In fairness to the sponsors of the Bill, the Bill would have been healthier if it had not conferred too much powers on the DG of NCDC, who is not an elected official of the people. The powers are too wide, and could be easily used as a sword against the Nigerian people. The powers under the proposed law are neither restricted, nor limited. To grant the DG such arbitrary and unlimited powers, is an invitation to tyranny and chaos. With this Bill, abuse of power is inevitable.

Constitutional Implications
The power to compulsorily takeover any premises as an isolation area under Section 15 of the Bill, clearly violates the right to freedom to own moveable and immoveable property anywhere in Nigeria provided for under Sections 43 and 44 of the 1999 Constitution. Funnily enough, the power can be only invoked upon mere suspicion. To take over the premises of a suspected person even before finding out whether he is genuinely infected, is similar to conviction before trial.
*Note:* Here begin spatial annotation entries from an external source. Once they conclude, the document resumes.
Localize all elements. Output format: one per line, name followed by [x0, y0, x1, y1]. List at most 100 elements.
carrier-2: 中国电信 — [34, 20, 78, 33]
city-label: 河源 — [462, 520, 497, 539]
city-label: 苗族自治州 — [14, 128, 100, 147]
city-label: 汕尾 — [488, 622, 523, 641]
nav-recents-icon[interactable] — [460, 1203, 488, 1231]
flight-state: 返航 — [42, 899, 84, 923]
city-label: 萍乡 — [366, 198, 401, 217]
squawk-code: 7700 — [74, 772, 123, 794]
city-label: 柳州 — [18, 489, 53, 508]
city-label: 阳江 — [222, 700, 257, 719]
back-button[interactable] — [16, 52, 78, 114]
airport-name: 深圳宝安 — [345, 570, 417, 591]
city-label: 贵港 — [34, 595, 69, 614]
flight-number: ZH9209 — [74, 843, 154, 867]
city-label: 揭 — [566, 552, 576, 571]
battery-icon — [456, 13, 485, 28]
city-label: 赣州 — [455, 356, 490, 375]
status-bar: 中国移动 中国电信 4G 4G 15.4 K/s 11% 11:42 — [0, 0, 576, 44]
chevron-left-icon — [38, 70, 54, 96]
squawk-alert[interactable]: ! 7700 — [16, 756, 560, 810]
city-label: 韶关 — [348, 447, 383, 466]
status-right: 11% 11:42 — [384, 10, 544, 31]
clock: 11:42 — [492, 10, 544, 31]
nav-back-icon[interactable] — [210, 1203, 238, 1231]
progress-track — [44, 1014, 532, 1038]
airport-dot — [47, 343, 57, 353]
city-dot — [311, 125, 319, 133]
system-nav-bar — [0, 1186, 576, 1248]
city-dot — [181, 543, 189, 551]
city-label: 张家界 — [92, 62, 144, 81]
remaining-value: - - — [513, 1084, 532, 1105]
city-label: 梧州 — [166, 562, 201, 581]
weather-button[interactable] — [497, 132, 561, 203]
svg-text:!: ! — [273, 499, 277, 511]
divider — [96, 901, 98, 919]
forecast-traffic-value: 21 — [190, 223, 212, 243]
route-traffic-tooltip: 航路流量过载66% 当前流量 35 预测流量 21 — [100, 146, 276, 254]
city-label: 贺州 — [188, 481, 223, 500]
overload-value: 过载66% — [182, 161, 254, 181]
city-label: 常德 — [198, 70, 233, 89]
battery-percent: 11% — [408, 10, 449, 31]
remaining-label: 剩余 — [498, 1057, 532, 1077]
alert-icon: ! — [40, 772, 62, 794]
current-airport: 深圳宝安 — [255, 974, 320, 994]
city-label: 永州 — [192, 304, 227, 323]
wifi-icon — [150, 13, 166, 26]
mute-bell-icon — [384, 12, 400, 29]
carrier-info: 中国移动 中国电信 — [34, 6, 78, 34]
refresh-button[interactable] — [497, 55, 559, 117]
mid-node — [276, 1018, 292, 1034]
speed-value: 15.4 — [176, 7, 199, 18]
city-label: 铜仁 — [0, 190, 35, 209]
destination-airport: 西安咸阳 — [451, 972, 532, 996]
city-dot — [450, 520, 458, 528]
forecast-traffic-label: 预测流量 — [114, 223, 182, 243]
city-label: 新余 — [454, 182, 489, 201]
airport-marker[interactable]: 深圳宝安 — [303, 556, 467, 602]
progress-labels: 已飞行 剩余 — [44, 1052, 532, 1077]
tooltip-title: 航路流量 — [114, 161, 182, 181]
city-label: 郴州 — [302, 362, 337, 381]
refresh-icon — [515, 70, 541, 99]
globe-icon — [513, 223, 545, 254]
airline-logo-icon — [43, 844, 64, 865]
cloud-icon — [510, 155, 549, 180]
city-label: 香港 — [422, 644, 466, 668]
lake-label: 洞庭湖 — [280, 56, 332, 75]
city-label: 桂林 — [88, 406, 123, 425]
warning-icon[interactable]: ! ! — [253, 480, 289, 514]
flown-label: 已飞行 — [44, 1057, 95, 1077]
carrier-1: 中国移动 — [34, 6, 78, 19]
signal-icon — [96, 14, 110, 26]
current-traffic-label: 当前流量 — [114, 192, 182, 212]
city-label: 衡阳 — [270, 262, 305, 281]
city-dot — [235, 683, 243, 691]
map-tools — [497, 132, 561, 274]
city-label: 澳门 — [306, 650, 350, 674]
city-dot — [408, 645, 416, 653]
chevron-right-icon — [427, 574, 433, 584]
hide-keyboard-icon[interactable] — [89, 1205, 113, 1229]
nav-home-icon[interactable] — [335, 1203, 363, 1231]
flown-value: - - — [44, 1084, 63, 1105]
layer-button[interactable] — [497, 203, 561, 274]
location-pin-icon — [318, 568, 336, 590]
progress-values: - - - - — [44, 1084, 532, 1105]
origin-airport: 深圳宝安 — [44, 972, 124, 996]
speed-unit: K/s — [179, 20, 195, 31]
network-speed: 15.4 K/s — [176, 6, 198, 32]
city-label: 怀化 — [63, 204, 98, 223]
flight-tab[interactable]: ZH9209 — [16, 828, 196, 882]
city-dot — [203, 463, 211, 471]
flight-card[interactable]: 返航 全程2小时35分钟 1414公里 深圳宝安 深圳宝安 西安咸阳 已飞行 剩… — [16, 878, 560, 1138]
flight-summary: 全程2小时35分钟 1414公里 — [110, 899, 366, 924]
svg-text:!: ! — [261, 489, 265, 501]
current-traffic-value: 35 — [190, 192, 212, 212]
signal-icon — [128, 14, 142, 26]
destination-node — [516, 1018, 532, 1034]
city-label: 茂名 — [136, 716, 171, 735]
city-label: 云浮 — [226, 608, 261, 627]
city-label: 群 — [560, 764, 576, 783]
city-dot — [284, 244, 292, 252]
See Teumpenkenso v Ribadu & Anor (2017) LPELR-42984(CA).

Additionally, it is trite law that a patient has the right to refuse lifesaving medication. The court has interpreted the right to privacy and freedom of thoughts, conscience and religion, to mean the right to decline medication and medical help. The Supreme Court in the case of Medical and Dental Practitioners Disciplinary Tribunal v Okonkwo (2001) LPELR-1856(SC) held that “In several cases, the courts have refused to override the patient’s decision, in others, they have found ways round the problem of the paramountcy of the patient’s consent. What is important is that, in no case has the decision to override the patient’s decision been left with the medical practitioner or the hospital” – per Ayoola, J.S.C. (P.49, paras.G-B).

However, for infectious diseases and at periods of pandemic, this fundamental right can be derogated from on the ground of public health through a legislation in that respect, as envisaged under Section 45 of the 1999 Constitution.The law permits compulsory vaccination, if it is meant to combat infectious or communicable diseases.
The power given to the Police to cause the indiscriminate arrest of anyone suspected of suffering from an infectious disease at any place and at any time, clearly violates the right to freedom of association, right to freedom of movement, right to personal liberty and right to dignity of the human person, provided under Sections 40, 41, 35 and 34 of the 1999 Constitution respectively.

The power of the DG to search any premises of a suspected person he believes to have been infected with a communicable disease, is a violation of the right to privacy under Section 37 of the Constitution. This is so, because the DG is not empowered by law to carry out searches. Searches are meant to be carried out by the Police, who must be in possession of a search warrant as provided under Section 144 of ACJA. Section 55 of the Bill therefore, violates the provision of the ACJA and will not stand.

The Tasks Ahead
Instead of wasting precious time and scarce funds on conducting a public hearing on a Bill that is illegal in every material particular, the members of the National Assembly should collaborate with the Executive to pass the Economic Stimulus Bill to reposition the economy to face the challenge of Covid-19, and pass a Social Security Bill to address the increasing rate of poverty, unemployment and insecurity in the country. The National Health Act 2014 which provides for one percent of the Consolidated Revenue Fund per annum, should be increased to at least fifteen percent, while the Nigerian Health Insurance Act should be amended to cover all citizens in the public and private sectors. As a matter of urgency, the National Assembly should appropriate sufficient funds for equipping public health institutions in the country.